Hoy Lula ha vuelto y mantiene su anhelo de liderazgo mundial, pero lo hace con la misma ingenuidad de siempre. Intenta ejercer influencia en grandes temas globales donde Brasil tiene poca o ninguna influencia o interés, como sucede con la guerra de Ucrania. Con su propuesta de paz lejos de aparecer como un jefe de Estado preocupado por mantener la vigencia del derecho internacional y la paz asume una posición inapropiada a favor de Rusia, dando a entender que el conflicto es culpa del país invadido. Este razonamiento es producto de un infantilismo muy arraigado en la izquierda tradicional latinoamericana, la cual postula, orgullosa, una posición antiestadounidense automática y visceral. Pero el presidente de Brasil se equivoca flagrantemente cuando pretende culpar de la guerra de Ucrania, a Europa o a la OTAN. Es completamente ingenuo pensar que Putin “se vio obligado a atacar”, como sostienen repetidamente Lula y gran parte de la izquierda latinoamericana (algunos amigos cercanos a AMLO entre ellos). Para colmo, Lula con la bobería de afirmar: “Creo que cuando uno no quiere, dos no luchan”. Esta es más una filosofía de bar donde se pretende resolver los problemas “tomándose una cerveza”, pero
sí realmente Lula quiere convertir a Brasil en un campeón de la paz y del “Soft Power”, debe entender no solo los entresijos de la lucha por el poder sino también cómo funciona el derecho internacional y así evitar convertirse en cómplice involuntario de un agresor.

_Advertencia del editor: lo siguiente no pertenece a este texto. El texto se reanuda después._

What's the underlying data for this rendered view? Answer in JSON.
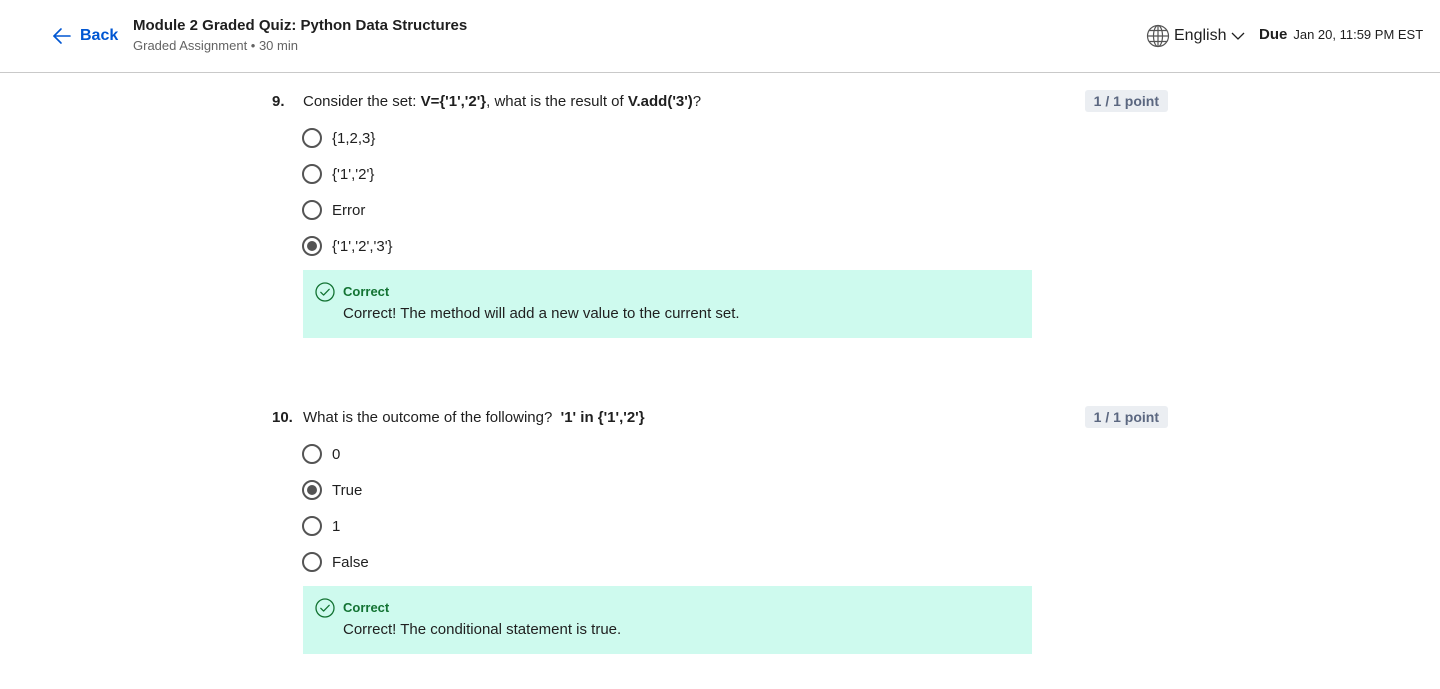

Ahora bien, y como afirman algunos, quizá detrás de la actitud prorrusa de Lula, (la cual -por cierto- también sostenía Bolsonaro, quizá el único punto en comun de estos dos personajes tan antagónicos) se encuentre la excesiva dependencia de la agroindustria brasileña de los fertilizantes rusos. Entonces valdría la pena no ser hipócritas. Pero no creo sea el caso. Creo en la sinceridad de Lula convertirá a Brasil en un país relevante a base de poder blando, promoción de la paz y el desarrollo. Por eso mismo debería ser más cauto y no dejarse manipular por un sujeto inescrupuloso, brutal y mentiroso como Putin, un dictador tan militarista, embaucador y hostil a las minorías como lo fue, por cierto, Jair Bolsonaro. Putin utiliza a cientos de miles de rusos, pobres como carne de cañón para su ejército. Estos son los “detalles” que la cavernícola izquierda latinoamericana se niega a ver.